Chanty-Mansijsk (Russland) - Ein Husky hat im Dorf Seyakha (Autonomer Kreis der Jamal-Nenzen) sieben Kinder eines örtlichen Internats gebissen. Der Angriff passierte auf dem Schulgelände.

In einem russischen Dorf soll ein Husky sieben Schulkinder angegriffen und schwer verletzt haben. (Symbolbild)
In einem russischen Dorf soll ein Husky sieben Schulkinder angegriffen und schwer verletzt haben. (Symbolbild)  © 123rf.com/westsib

Wie die russische Nachrichtenagentur RIA Novosti berichtet, kam es zu dem tragischen Unglück bereits am 15. Februar.

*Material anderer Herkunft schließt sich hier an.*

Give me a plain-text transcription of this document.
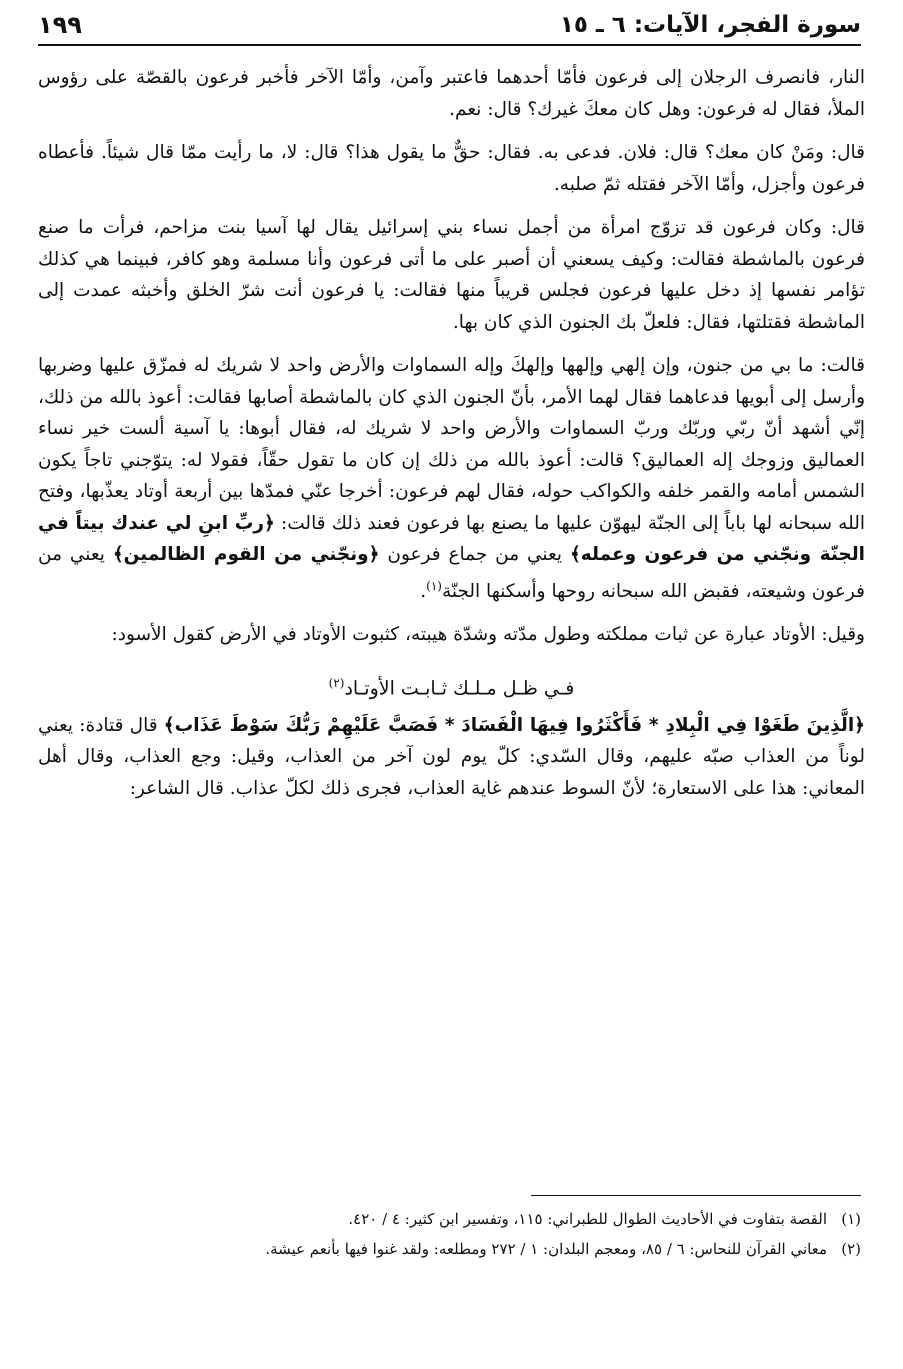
سورة الفجر، الآيات: ٦ ـ ١٥
١٩٩

النار، فانصرف الرجلان إلى فرعون فأمّا أحدهما فاعتبر وآمن، وأمّا الآخر فأخبر فرعون بالقصّة على رؤوس الملأ، فقال له فرعون: وهل كان معكَ غيرك؟ قال: نعم.

قال: ومَنْ كان معك؟ قال: فلان. فدعى به. فقال: حقٌّ ما يقول هذا؟ قال: لا، ما رأيت ممّا قال شيئاً. فأعطاه فرعون وأجزل، وأمّا الآخر فقتله ثمّ صلبه.

قال: وكان فرعون قد تزوّج امرأة من أجمل نساء بني إسرائيل يقال لها آسيا بنت مزاحم، فرأت ما صنع فرعون بالماشطة فقالت: وكيف يسعني أن أصبر على ما أتى فرعون وأنا مسلمة وهو كافر، فبينما هي كذلك تؤامر نفسها إذ دخل عليها فرعون فجلس قريباً منها فقالت: يا فرعون أنت شرّ الخلق وأخبثه عمدت إلى الماشطة فقتلتها، فقال: فلعلّ بك الجنون الذي كان بها.

قالت: ما بي من جنون، وإن إلهي وإلهها وإلهكَ وإله السماوات والأرض واحد لا شريك له فمزّق عليها وضربها وأرسل إلى أبويها فدعاهما فقال لهما الأمر، بأنّ الجنون الذي كان بالماشطة أصابها فقالت: أعوذ بالله من ذلك، إنّي أشهد أنّ ربّي وربّك وربّ السماوات والأرض واحد لا شريك له، فقال أبوها: يا آسية ألست خير نساء العماليق وزوجك إله العماليق؟ قالت: أعوذ بالله من ذلك إن كان ما تقول حقّاً، فقولا له: يتوّجني تاجاً يكون الشمس أمامه والقمر خلفه والكواكب حوله، فقال لهم فرعون: أخرجا عنّي فمدّها بين أربعة أوتاد يعذّبها، وفتح الله سبحانه لها باباً إلى الجنّة ليهوّن عليها ما يصنع بها فرعون فعند ذلك قالت: ﴿ربِّ ابنِ لي عندك بيتاً في الجنّة ونجّني من فرعون وعمله﴾ يعني من جماع فرعون ﴿ونجّني من القوم الظالمين﴾ يعني من فرعون وشيعته، فقبض الله سبحانه روحها وأسكنها الجنّة$^{(١)}$.

وقيل: الأوتاد عبارة عن ثبات مملكته وطول مدّته وشدّة هيبته، كثبوت الأوتاد في الأرض كقول الأسود:

فـي ظـل مـلـك ثـابـت الأوتـاد$^{(٢)}$

﴿الَّذِينَ طَغَوْا فِي الْبِلادِ * فَأَكْثَرُوا فِيهَا الْفَسَادَ * فَصَبَّ عَلَيْهِمْ رَبُّكَ سَوْطَ عَذَاب﴾ قال قتادة: يعني لوناً من العذاب صبّه عليهم، وقال السّدي: كلّ يوم لون آخر من العذاب، وقيل: وجع العذاب، وقال أهل المعاني: هذا على الاستعارة؛ لأنّ السوط عندهم غاية العذاب، فجرى ذلك لكلّ عذاب. قال الشاعر:

(١)
القصة بتفاوت في الأحاديث الطوال للطبراني: ١١٥، وتفسير ابن كثير: ٤ / ٤٢٠.
(٢)
معاني القرآن للنحاس: ٦ / ٨٥، ومعجم البلدان: ١ / ٢٧٢ ومطلعه: ولقد غنوا فيها بأنعم عيشة.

Der Hund soll die Kinder plötzlich angegriffen haben, sieben von ihnen - im Alter von acht bis zehn Jahren - wurden von dem Tier gebissen.

Laut Staatsanwaltschaft wurden bei fünf Schülern Schürfwunden und Blutergüsse an Armen und Beinen festgestellt. Ein weiteres Kind hatte auch Bisswunden an den Händen und musste in ein Krankenhaus eingeliefert werden.

Erste Ermittlungen ergaben, dass der Vierbeiner einem Dorfbewohner gehört.

Der Oberstaatsanwalt ordnete eine Analyse an, aus welchem Grund der Husky die Minderjährigen attackierte.

Außerdem werde geprüft, ob die Erziehungsberechtigten im Interesse ihrer Kinder Schmerzensgeld beantragen können.

Weitere Klagen in ähnlichen Fällen

Nach Angaben der Staatsanwaltschaft des Autonomen Kreises der Jamal-Nenzen wurden im Jahr 2020 in der Region Yamal, in der sich auch das Dorf Seyakha befindet, schon elf Klagen eingereicht, bei denen es ebenfalls um aggressive Hunde ging.

Deshalb sollen nun auch die lokalen Behörden überprüft werden. Denn die sind eigentlich verpflichtet, Tiere ohne Besitzer einzufangen.